Marcello Pozzato: mai creduto alle ricette

Marcello Pozzato: mai creduto alle ricette

La storia di un esordio oggi ce la racconta Marcello Pozzato. Vive a Novara e alterna l’attività di insegnante di sostegno e di inglese nella scuola media a quella di pubblicitario freelance. Professor XY è il suo secondo romanzo.

Il perché un bel giorno ci si alza dal letto e si comincia a scrivere, è una storia del tutto personale, come lo sono la scelta della macchina, dei vestiti e della fidanzata. E quindi non ha importanza, in questo ambito, che io stia qui a farla tanto lunga. Il perché un bel giorno un editore si alza dal letto e decide di pubblicare proprio  il tuo libretto, è anche questa una storia del tutto personale, sua e di tutto lo staff che gli ruota intorno. Date le premesse, sembrerebbe proprio che non ci sia più niente da dire, dal momento che ognuno si è mosso secondo la propria visione delle cose, giusta o sbagliata che sia.

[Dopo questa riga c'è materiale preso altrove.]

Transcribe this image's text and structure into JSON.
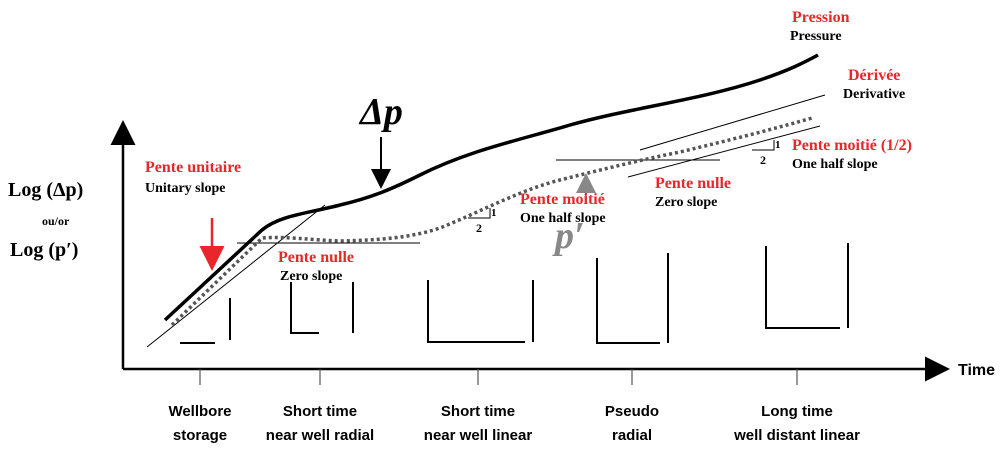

Quindi? Quindi personalmente non ho mai creduto alle ricette, al fai come ho fatto io. Per carità, gli ingredienti suggeriti sono precisi al milligrammo, ma senza l’implicazione delle tue capacità reali, della fortuna e di sua maestà la sfiga, non si può sapere in anticipo se la tua torta risulterà bella soffice o, al contrario, secca e schiacciata. E se vale per una semplice torta, figuriamoci per un libro dove a complicarti la vita ci si mettono pure le tendenze e le leggi di mercato.

E allora?

E allora, fatto fuori il preambolo, un bel giorno ho fatto pervenire il mio bel manoscritto a tre case editrici di cui ricordo solo un nome. Ovviamente, come tutti, ho fatto anch’io la mia bella ricerchina su internet, privilegiando quelle che mi permettevano di inviare lo scritto via mail. Le prime due manco mi rispondono. Anzi, mi vedo arrivare una mail di un fantomatico agente letterario che suona più o meno così: caro mio, visto e considerato che alla casa editrice Tal dei Tali non ti si sono filati di pezza, ti converrebbe appoggiarti a Noi, perchè Noi la sappiamo più lunga di te e sappiamo pure come muoverci in questo mondo complicato. La cosa strana è che la risposta negativa della Tal dei Tali non mi è mai pervenuta, motivo per cui  la situazione mi è da subito suonata un tantino ambigua. La terza casa editrice, invece, si fa viva dopo tre mesi. Al telefono è un signore con l’accento vagamente romano, gentile, loquace, che attacca a parlare del mio libro illustrandomi pregi e difetti. «E che ruolo occupa, mi scusi, all’interno della Fazi Editore?» gli faccio. «Sono il titolare» fa quello.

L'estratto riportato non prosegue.